Where ZFS deduplication makes sense
Compression might be the smarter choice for most
So, where exactly is ZFS useful? While prosumers are well-versed in the pros and cons of using ZFS, home users don't realize that deduplication only helps when identical data blocks are stored multiple times. On a typical home or small office NAS that's full of media, photos, and documents, that's almost never the case. The data is all unique at a block level. When the underlying data is entirely unique, ZFS ends up doing all that heavy lifting for hash table comparisons for nothing.
Deduplication shines in environments where data is being replicated. Think virtual machine storage, databases, or enterprise backup systems, where the same data is copied and written over and over. Predictably, ZFS can save you a lot of storage space in that very specific scenario. But for most personal users, the percentage of duplicated data is low enough that the return on investment in getting more RAM is inconsequential.

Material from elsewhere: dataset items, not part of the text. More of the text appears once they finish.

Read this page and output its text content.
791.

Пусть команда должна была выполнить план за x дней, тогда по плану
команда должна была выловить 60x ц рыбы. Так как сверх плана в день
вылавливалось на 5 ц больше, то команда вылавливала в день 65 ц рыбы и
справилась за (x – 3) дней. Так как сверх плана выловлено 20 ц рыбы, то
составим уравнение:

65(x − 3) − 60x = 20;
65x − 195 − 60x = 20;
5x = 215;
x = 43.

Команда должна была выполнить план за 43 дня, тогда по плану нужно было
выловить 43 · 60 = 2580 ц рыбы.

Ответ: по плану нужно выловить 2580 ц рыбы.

You could, instead, consider ZFS compression. ZFS compression can give you solid space savings without the memory penalties by compressing data before writing it to disk, and decompressing it on the fly when you need it. Moreover, it doesn't significantly increase CPU load, making it usable even on slower NAS boxes. All of that with significant savings that can be as much as 30 percent, depending on the data type.
Sometimes enterprise tools really don't belong in a home lab
Look, ZFS deduplication isn't a bad feature. It obviously has a place in the right environment. But that environment is mostly enterprise and large businesses. You might be tempted to run ZFS in a home stack because it's the pro-thing to do, but if you don't have the data that could benefit, deduplication puts a needless toll on your system for little to no benefit.